Ad aprile, il Direttore mette un cappello di carta in testa, con impressa la dicitura “corona del cretino”, al giovane collaboratore, reo di aver saltato una conferenza stampa, non avendo visto il messaggio nella mail redazionale. Scatta una foto e, quasi divertito, ammonisce: “la prossima cazzata che fai, la pubblico su Facebook”. Il giorno successivo, quando Matteo va in redazione per dare il proprio saluto – al giornale, e all’idea di diventare a stretto giro pubblicista – il Direttore e lo stretto collaboratore erano già pronti a dargli il proprio, di saluto: “Sei brillante ma discontinuo” dicono, ma quando Matteo fa riferimento all’umiliante scenetta della corona del cretino, lo Stretto Collaboratore si inalbera, alza la voce e lo invita severamente a lasciare la stanza. Accompagnato il ragazzo al portone della redazione, lo spinge di fuori (non lo fa cadere per le scale, non gli procura un livido: lo spinge e basta) chiudendo con questo gesto quasi due anni di collaborazione. Il giorno dopo, lo stretto collaboratore chiama al telefono per chiedere scusa del proprio comportamento. Matteo ne prende atto, ma non intende soprassedere, e si rivolge ad un avvocato.

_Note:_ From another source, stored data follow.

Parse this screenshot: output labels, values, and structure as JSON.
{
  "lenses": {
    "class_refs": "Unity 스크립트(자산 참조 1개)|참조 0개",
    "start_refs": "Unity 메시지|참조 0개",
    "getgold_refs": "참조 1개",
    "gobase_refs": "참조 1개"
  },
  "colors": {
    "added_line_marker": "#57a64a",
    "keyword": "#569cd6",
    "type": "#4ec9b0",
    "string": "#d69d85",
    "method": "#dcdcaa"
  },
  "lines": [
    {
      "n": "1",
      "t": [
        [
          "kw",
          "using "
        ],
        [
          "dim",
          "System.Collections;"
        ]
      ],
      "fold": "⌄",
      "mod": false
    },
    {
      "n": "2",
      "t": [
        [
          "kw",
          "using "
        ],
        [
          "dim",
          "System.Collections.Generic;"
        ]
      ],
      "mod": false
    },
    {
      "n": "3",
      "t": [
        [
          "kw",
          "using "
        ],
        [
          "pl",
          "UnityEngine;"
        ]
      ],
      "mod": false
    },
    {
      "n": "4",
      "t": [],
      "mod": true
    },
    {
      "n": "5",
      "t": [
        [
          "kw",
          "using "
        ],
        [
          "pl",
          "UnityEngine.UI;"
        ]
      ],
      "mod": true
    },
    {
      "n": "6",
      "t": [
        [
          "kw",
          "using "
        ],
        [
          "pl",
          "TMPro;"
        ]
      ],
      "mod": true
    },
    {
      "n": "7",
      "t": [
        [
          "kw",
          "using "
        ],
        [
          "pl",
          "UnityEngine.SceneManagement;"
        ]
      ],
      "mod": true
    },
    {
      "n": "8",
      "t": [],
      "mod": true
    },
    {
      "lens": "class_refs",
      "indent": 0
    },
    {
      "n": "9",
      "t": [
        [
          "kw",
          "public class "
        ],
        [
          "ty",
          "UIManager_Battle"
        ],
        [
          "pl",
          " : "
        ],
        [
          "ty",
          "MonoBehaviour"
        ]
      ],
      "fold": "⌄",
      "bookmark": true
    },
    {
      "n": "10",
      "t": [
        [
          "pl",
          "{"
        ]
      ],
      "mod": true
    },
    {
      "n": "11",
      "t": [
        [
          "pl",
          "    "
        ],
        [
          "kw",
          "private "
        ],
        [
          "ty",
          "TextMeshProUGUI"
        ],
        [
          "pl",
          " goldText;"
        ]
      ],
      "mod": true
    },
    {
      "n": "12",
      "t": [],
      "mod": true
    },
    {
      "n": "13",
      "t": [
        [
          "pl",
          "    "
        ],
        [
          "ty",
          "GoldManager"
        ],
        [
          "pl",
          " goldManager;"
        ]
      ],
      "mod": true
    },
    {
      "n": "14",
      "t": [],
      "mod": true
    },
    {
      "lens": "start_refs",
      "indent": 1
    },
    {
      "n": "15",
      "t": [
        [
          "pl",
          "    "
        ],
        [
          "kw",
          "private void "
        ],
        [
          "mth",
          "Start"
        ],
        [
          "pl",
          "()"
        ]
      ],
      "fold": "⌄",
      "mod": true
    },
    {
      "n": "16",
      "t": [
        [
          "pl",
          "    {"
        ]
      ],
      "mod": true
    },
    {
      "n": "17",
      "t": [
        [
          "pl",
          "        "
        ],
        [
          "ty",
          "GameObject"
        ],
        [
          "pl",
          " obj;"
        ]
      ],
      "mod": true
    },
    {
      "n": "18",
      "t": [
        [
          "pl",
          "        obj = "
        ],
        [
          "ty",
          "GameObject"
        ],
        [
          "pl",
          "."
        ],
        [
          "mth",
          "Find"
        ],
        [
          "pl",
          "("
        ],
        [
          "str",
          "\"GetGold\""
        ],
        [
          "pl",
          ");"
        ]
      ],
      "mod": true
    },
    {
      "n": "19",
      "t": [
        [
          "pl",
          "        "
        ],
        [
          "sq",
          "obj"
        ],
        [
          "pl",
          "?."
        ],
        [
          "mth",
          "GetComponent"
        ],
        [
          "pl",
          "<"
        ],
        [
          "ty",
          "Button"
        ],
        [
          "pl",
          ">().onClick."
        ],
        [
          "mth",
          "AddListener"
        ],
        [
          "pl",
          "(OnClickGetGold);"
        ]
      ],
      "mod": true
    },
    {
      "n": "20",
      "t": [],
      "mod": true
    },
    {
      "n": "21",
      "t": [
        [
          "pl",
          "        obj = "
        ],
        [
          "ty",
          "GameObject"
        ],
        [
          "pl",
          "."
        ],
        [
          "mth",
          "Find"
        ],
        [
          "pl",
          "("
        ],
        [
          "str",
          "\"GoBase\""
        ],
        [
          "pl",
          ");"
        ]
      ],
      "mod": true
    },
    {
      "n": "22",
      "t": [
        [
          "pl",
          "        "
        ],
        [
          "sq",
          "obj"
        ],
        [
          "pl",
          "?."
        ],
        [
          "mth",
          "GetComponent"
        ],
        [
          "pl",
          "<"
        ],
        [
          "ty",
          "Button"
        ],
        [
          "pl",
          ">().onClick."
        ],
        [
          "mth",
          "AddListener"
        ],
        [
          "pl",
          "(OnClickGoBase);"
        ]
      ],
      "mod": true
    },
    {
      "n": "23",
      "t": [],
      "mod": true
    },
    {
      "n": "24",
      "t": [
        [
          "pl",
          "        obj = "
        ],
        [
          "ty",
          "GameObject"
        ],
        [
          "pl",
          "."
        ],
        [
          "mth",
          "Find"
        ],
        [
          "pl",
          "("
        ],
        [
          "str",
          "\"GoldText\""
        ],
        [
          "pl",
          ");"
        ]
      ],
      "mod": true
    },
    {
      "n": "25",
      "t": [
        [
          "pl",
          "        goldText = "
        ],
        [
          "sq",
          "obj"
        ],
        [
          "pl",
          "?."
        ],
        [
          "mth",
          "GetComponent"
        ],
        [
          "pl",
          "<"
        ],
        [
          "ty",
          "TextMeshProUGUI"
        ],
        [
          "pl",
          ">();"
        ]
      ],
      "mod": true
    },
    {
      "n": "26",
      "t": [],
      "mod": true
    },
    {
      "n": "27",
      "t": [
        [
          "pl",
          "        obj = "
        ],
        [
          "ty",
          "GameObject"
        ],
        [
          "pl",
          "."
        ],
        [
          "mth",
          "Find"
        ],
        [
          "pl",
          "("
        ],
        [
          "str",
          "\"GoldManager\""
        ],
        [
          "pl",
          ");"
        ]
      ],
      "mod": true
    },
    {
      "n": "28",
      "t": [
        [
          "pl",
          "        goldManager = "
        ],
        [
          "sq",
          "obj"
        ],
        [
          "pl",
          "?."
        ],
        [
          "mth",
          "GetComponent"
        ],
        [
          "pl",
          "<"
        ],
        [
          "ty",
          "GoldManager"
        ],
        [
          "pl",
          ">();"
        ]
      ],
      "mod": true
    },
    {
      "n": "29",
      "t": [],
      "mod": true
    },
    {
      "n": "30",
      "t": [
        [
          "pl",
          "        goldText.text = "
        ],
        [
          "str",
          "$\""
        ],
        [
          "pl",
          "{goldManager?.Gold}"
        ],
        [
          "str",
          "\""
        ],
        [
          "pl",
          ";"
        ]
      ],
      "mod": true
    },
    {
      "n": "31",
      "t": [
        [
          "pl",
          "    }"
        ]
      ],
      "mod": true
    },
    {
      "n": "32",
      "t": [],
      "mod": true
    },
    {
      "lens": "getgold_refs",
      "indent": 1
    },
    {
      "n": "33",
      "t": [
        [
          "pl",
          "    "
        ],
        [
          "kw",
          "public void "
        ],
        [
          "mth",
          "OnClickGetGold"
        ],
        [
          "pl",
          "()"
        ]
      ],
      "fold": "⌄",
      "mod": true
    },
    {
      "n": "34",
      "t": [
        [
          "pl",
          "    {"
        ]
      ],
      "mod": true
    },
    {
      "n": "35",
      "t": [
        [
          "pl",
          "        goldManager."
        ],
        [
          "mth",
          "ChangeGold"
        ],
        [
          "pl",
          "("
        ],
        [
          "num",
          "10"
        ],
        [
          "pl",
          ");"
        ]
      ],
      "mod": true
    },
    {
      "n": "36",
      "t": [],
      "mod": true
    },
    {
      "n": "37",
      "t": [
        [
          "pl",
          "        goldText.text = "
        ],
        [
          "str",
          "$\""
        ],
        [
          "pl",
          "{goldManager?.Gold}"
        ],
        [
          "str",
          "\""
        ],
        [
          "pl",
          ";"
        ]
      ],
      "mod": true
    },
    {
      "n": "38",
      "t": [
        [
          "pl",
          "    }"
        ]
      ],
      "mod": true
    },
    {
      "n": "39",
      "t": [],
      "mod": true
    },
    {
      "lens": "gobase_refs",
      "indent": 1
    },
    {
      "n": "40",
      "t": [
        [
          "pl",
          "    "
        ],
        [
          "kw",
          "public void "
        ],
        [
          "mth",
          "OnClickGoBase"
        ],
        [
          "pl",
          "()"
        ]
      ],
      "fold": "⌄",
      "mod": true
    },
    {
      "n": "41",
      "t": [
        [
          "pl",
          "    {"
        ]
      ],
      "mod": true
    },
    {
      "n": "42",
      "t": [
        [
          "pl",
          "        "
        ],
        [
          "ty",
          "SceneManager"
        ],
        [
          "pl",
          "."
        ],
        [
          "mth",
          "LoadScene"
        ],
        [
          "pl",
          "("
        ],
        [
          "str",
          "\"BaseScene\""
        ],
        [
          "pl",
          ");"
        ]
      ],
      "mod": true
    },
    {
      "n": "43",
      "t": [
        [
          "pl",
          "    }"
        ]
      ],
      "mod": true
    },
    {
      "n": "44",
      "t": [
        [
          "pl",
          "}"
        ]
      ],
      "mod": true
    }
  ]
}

Tra il 3 giugno, mese in cui al giornale arriva la lettera di messa in mora scritta dal legale del giovane, e il 9 dicembre, giorno in cui davanti a rappresentante sindacale e ispettore del lavoro, aspirante giornalista ed editore firmano la conciliazione – per pagare quanto c’è da pagare, riconoscere il lavoro svolto ed evitare il tribunale – succede di tutto: Il giornale sposa la linea di smentire la verità affermata da Matteo, “ti appigli al fatto che ti abbiamo fatto entrare in redazione qualche volta per vedere come si fa un giornale” dice l’editore, forse ignorando che il giovane in redazione ci è entrato centinaia di volte; il sindacato viene informato, ma non sa come dare un mano, “in ventiquattro anni di attività sindacale non avevo mai sentito nulla di simile”, viene detto a Matteo al telefono; anche l’Ordine regionale viene a sapere dell’accaduto, il Presidente Stefano Pallotta si interessa della questione, e spera che si possa risolvere tutto con un accordo tra le parti; infine, a settembre, il giornalista Stretto Collaboratore del Direttore querela per diffamazione il giovane aspirante giornalista. Non gli è piaciuto il riferimento alla voce alzata e alla spinta, contenuto nella lettera dell’avvocato di tre mesi prima, e denuncia quindi il danno subito alla propria immagine di serio giornalista dal curriculum culturale di un certo spessore. Che si tratti palesemente di una querela intimidatoria lo suggerisce il proprio legale a Matteo, e lo si deduce dal fatto che ormai con la società editrice e Matteo era stato raggiunto un accordo di massima sulla somma da liquidare, e che – soprattutto – la querela stessa verrà ritirata a gennaio, a tempesta conclusa. Insomma, non è tutto bene, ciò che finisce bene.

Gli strumenti legali per far rispettare i propri diritti esistono, e sono vari: ci sono la vertenza sindacale, la causa in tribunale, l’indagine dell’ispettorato del lavoro e, nel caso specifico, le sanzioni del consiglio di disciplina dell’Ordine dei giornalisti. Ciò che invece spesso manca è la consapevolezza che il malcostume dello sfruttamento del lavoro, nell’ambito giornalistico, porti ad un’informazione dimezzata e di scarsa qualità, in un circolo vizioso dove chi è sottopagato, o non pagato affatto, non ha interesse a dare il proprio meglio. Se ne parla già da tempo sul web, se ne sta rendendo conto l’Ordine nazionale a partire della battaglia del presidente Iacopino contro l’attuale normativa sull’equo compenso. È però, forse, ancora troppo poco.